The obtained sponge body was washed with an aqueous 0.1N glycine solution three times for 1 hour, further washed with water, and freeze-dried again to obtain a gelatin sponge.

(Comparative Example 1)
As gelatin, an alkali-treated product (alkali-treated gelatin) manufactured by Nitta Gelatin Co., Ltd. was used.
Alkali-treated gelatin was dissolved in distilled water to prepare a 3% by weight gelatin aqueous solution. The obtained gelatin aqueous solution 60 mL and 0.16 wt% glutaraldehyde aqueous solution 0.4 mL were mixed, and the foamed gelatin aqueous solution was cast into a 12 cm × 12 cm mold, and then frozen at −40 ° C. A freeze-dried gelatin sponge was obtained under the condition of 1 Torr.
The obtained sponge body was washed with an aqueous 0.1N glycine solution three times for 1 hour, further washed with water, and freeze-dried again to obtain a gelatin sponge.

(Evaluation)
The gelatin sponges obtained in Example 1 and Comparative Example 1 were evaluated by the following method.
The results are shown in Table 1.

(1) Measurement of pore size of micropores The average pore size was measured by an image analysis method.
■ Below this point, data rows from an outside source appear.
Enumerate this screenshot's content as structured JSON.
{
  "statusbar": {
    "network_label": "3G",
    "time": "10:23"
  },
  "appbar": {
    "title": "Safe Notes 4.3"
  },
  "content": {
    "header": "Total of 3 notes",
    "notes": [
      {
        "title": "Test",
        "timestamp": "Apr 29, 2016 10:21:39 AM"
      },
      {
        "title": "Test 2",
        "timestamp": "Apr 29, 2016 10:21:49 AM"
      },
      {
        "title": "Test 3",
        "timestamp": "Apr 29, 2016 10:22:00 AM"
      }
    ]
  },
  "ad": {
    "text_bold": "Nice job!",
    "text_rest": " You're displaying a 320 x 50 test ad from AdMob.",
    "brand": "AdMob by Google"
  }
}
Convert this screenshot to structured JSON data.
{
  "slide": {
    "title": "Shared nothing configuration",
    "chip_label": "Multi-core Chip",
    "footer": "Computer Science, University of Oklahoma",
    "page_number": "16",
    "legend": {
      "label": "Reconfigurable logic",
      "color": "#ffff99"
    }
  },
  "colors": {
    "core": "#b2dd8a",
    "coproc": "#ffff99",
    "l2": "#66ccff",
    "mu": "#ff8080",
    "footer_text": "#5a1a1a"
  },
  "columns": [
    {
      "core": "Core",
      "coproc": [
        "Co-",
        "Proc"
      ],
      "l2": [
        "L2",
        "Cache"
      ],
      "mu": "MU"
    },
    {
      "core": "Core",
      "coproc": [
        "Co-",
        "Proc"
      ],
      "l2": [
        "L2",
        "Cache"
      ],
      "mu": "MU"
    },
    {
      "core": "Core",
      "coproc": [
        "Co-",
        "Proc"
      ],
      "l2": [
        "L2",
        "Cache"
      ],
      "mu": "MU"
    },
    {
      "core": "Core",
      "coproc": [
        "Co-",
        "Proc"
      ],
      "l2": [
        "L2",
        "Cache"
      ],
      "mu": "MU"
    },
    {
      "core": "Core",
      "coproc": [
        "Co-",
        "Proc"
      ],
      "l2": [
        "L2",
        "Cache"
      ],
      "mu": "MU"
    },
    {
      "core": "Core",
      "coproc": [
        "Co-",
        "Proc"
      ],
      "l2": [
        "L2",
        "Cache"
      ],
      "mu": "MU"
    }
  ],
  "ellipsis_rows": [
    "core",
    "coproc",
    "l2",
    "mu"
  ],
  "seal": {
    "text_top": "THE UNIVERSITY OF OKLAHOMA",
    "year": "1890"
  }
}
(2) Measurement of moisture content The weight of gelatin sponge at the time of moisture inclusion and drying was measured, and the moisture content was calculated by the following formula.
Moisture content (%) = (weight when containing water−weight when drying) / weight when containing water × 100

(3) Evaluation of compression elastic modulus The compression elastic modulus was measured by the method based on JISK7220.

ADVANTAGE OF THE INVENTION According to this invention, the gelatin sponge which is very flexible and can be used suitably as a base material for regenerative medicine can be provided.

Claims (6)

A gelatin sponge having a number of micropores made of cross-linked gelatin, the compression modulus measured by a method according to JIS K 7220 being 0.01 to 10 MPa. The gelatin sponge according to claim 1, wherein the crosslinked gelatin is crosslinked with a crosslinking agent. The gelatin sponge according to claim 1 or 2, wherein the crosslinked gelatin has a water content of 90 to 99.8%. 4. The gelatin sponge according to claim 1, 2 or 3, wherein the gelatin sponge is made of acid-treated or alkali-treated gelatin. The gelatin sponge according to claim 1, 2, 3 or 4, wherein the fine pores have an average pore diameter of 10 to 500 µm. A step of preparing a gelatin aqueous solution containing a cross-linking agent and having a gelatin concentration of 3% by weight or less; a step of foaming the gelatin aqueous solution by stirring at a rotational speed of 3000 to 10,000 rpm using a homogenizer; A method for producing a gelatin sponge, comprising the steps of freezing an aqueous solution and lyophilizing the frozen foamed gelatin aqueous solution to obtain a sponge-like product.